Sebagian pakar merekomendasikan cukup 60–70 mg, dengan alasan cukup untuk
kebutuhan setiap hari. Jika mengonsumsi berlebih akan terbuang dalam urin.
Sedangkan yang lain menganjurkannya 500–1.000 mg agar Vitamin C bukan sekedar
memenuhi kebutuhan tubuh untuk stimulasi proses metabolisme,
tetapi benar-benar dapat berfungsi sebagai antioksidan.

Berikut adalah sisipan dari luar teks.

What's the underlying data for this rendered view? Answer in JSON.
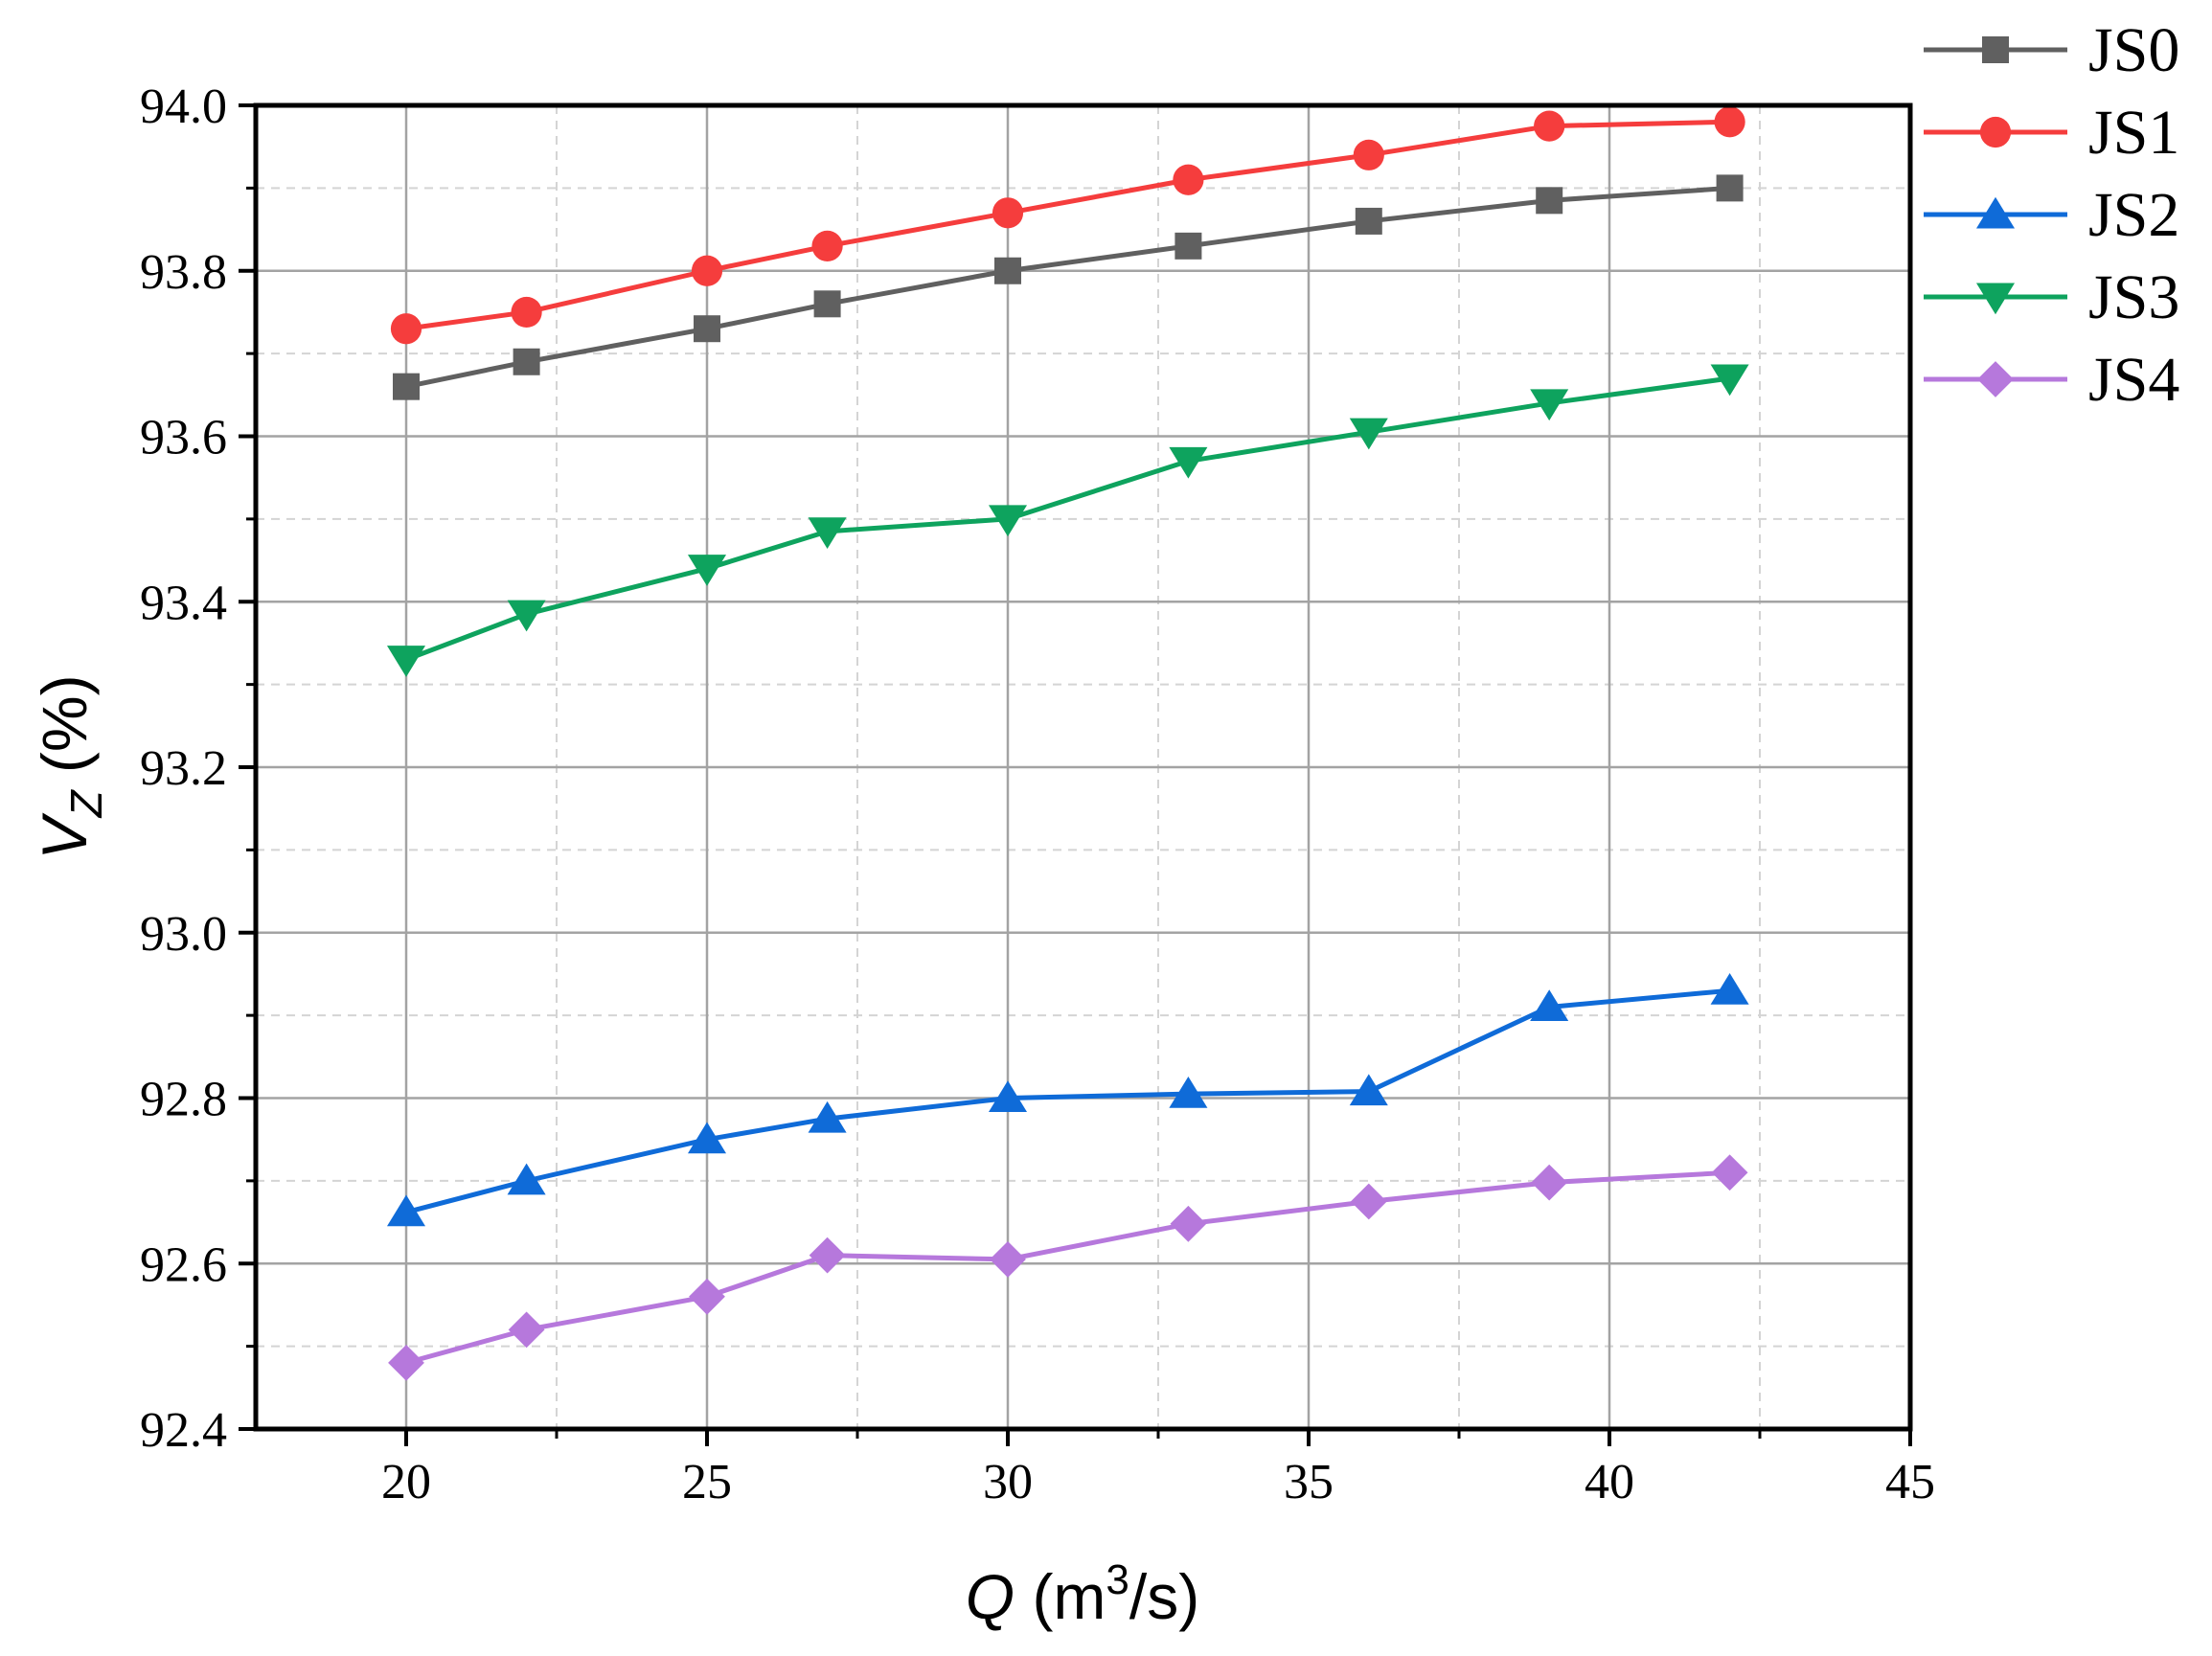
{
  "chart_data": {
    "type": "line",
    "xlabel": {
      "main": "Q (m",
      "sup": "3",
      "rest": "/s)"
    },
    "ylabel": {
      "main": "V",
      "sub": "Z",
      "rest": " (%)"
    },
    "xlim": [
      17.5,
      45
    ],
    "ylim": [
      92.4,
      94.0
    ],
    "xticks": [
      20,
      25,
      30,
      35,
      40,
      45
    ],
    "xtick_labels": [
      "20",
      "25",
      "30",
      "35",
      "40",
      "45"
    ],
    "yticks": [
      92.4,
      92.6,
      92.8,
      93.0,
      93.2,
      93.4,
      93.6,
      93.8,
      94.0
    ],
    "ytick_labels": [
      "92.4",
      "92.6",
      "92.8",
      "93.0",
      "93.2",
      "93.4",
      "93.6",
      "93.8",
      "94.0"
    ],
    "grid": true,
    "legend_position": "outside-top-right",
    "x": [
      20,
      22,
      25,
      27,
      30,
      33,
      36,
      39,
      42
    ],
    "series": [
      {
        "name": "JS0",
        "color": "#606060",
        "marker": "square",
        "values": [
          93.66,
          93.69,
          93.73,
          93.76,
          93.8,
          93.83,
          93.86,
          93.885,
          93.9
        ]
      },
      {
        "name": "JS1",
        "color": "#f53d3d",
        "marker": "circle",
        "values": [
          93.73,
          93.75,
          93.8,
          93.83,
          93.87,
          93.91,
          93.94,
          93.975,
          93.98
        ]
      },
      {
        "name": "JS2",
        "color": "#0f6bd8",
        "marker": "triangle-up",
        "values": [
          92.662,
          92.7,
          92.75,
          92.775,
          92.8,
          92.805,
          92.808,
          92.91,
          92.93
        ]
      },
      {
        "name": "JS3",
        "color": "#0ea35e",
        "marker": "triangle-down",
        "values": [
          93.33,
          93.385,
          93.44,
          93.485,
          93.5,
          93.57,
          93.605,
          93.64,
          93.67
        ]
      },
      {
        "name": "JS4",
        "color": "#b678dc",
        "marker": "diamond",
        "values": [
          92.48,
          92.52,
          92.56,
          92.61,
          92.605,
          92.648,
          92.675,
          92.698,
          92.71
        ]
      }
    ]
  }
}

Beberapa pakar nutrisi berpendapat,
bahwa kecukupan antioksidan dapat diperoleh dengan cara menjaga polamakan bergizi seimbang. Namun, pada kenyatannya tidak banyak yang
dapat melakukannya setiap hari. Sebagai contoh, bagi kalangan
berpendapatan kelas menengah-bawah buah-buahan yang dijual pada umumnya relatif
mahal, sehingga kebutuhan akan vitamin yang tergolong anti oksidan menjadi
berkurang. Mereka berpendapat dapat digantikan dengan suplemen
yang lebih murah. Namun keunggulan suplemen ini tetap kalah jika dibandingkan
dengan makanan alami, karena pada yang alami terdapat vito chemicals,
yaitu sekumpulan bahan-bahan kimia yang mempunyai fungsi belum diketahui
secara rinci.
Ada pula yang berpendapat, dalam
mengonsumsi suplemen, mengambil dosis yang moderat, artinya tidak menggunakan
vitamin dengan dosis terlalu tinggi, contohnya 500 mg Vitamin C setiap
hari. Penggunaan dosis tinggi dianggap tidak baik bagi kesehatan, apalagi
digunakan dalam jangka panjang. “Beberapa studi menunjukkan, dosis terlalu
tinggi mengubah sifat antioksidan menjadi prooksidan,” peringatan
dr Benny Soegianto, MPH. (alm) dalam sebuah wawancara dengan reporter majalah
kesehatan tujuh tahun silam. Kendatipun demikian sampai saat ini masih
banyak konsumen yang tergoda untuk rutin memakai dosis tinggi karena terbuai
janji khasiatnya sebagai penghambat proses penuaan.
Tubuh kita sendiri, lanjut dr Benny
seringkali mampu memberikan sinyal kekurangan vitamin tertentu.
Sebagai contoh, jika Vitamin B dan C dalam kurun waktu tertentu tidak cukup
dikonsumsi dan tubuh sedang bekerja keras, maka akan timbul sariawan dan
tubuh akan terasa pegal. Oleh karenanya kecukupan kedua macam
vitamin tersebut perlu dijaga dengan cara–suka tidak suka- mengonsumsi buahsegar setiap hari dalam porsi yang memadai.